Sugary snow is not so sweet.

17th January 2023

(Above) The last part of the approach track through the forest to Beinn a Chaorainn. Skinning from 470m today. The tranquility of the forest belied the wintry day ahead!


(Above) A view towards the start of the East Ridge of Beinn a Chaorainn. Counted a total of six ascentionists enjoying ‘full Scottish conditions’ on the ridge. Quite blowy with snow showers throughout the morning and drifting above 650m in the NW airflow.

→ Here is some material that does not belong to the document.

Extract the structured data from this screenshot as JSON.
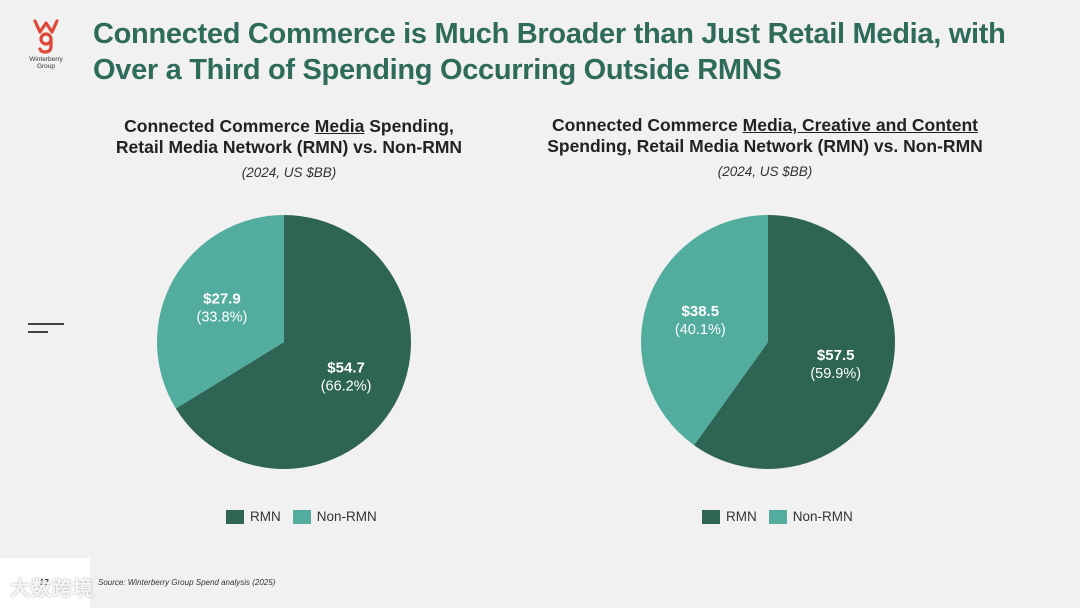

Complicated picture of instability today – and for tomorrow, Wednesday, too. The persistent cold temperatures have induced the growth of ‘sugary’-like crystals, or facetted grains, lower in the snowpack. These layers – and there’s more than one – tend not to support the upper layers at all well and collapse, or shear, quite readily. During field tests, I got easier releases today in somewhat thinner new windslab than in the older, deeper windslab formed over the past few days. The deeper stuff is definitely of some concern though. These sugary crystals tend to persist in the snowpack so they’ll be giving us forecasting headaches for the next few days or so.  If you’re going to be out and about in the mountains then conservative route choice is advised. Check the formal report/forecast for guidance.

(Above) A shaft of light pierces the wintry gloom. Looking over to Coire nan Laogh when in retreat from Beinn a Chaorainn. Quite a wild and remote spot on our patch. Definitely feels a bit ‘out there’.  When easterly winds blow, SAIS Creag Meagaidh forecasters are drawn to that bleak and unwelcoming place for a look at one of our very, very few avalanche-prone west aspects.


(Above) Looking over towards the Grey Coires, with the pyramidal peak of Stob Ban prominent. The weather cheered up on the homeward leg in the afternoon. Typical! Judging by today’s SAIS Glencoe blog posting, places further west had a bit of ‘candyfloss and postcards’ weather, at least for a few hours.


(Above) Stopped in the Aberarder car park to snatch a shot of Balloon Gully, which is actually a shallow re-entrant carved into the sidewall of Coire Ardair. It often catches quite a lot of snow (and produces avalanches), and today – for the first time this season – had a cornice over the length of it. Its location is shown on the map extract below.


(Above) L to R The Creag Mhor ridge and the bulk of Sron a Ghoire as viewed from just east of Kinlochlaggan today. Quite a wintry scene.


(Above) The Carn Liath massif with Coire nan Gall left, Coire Dubh centre, and Coire a Bheinn right viewed from Blargie nr Laggan.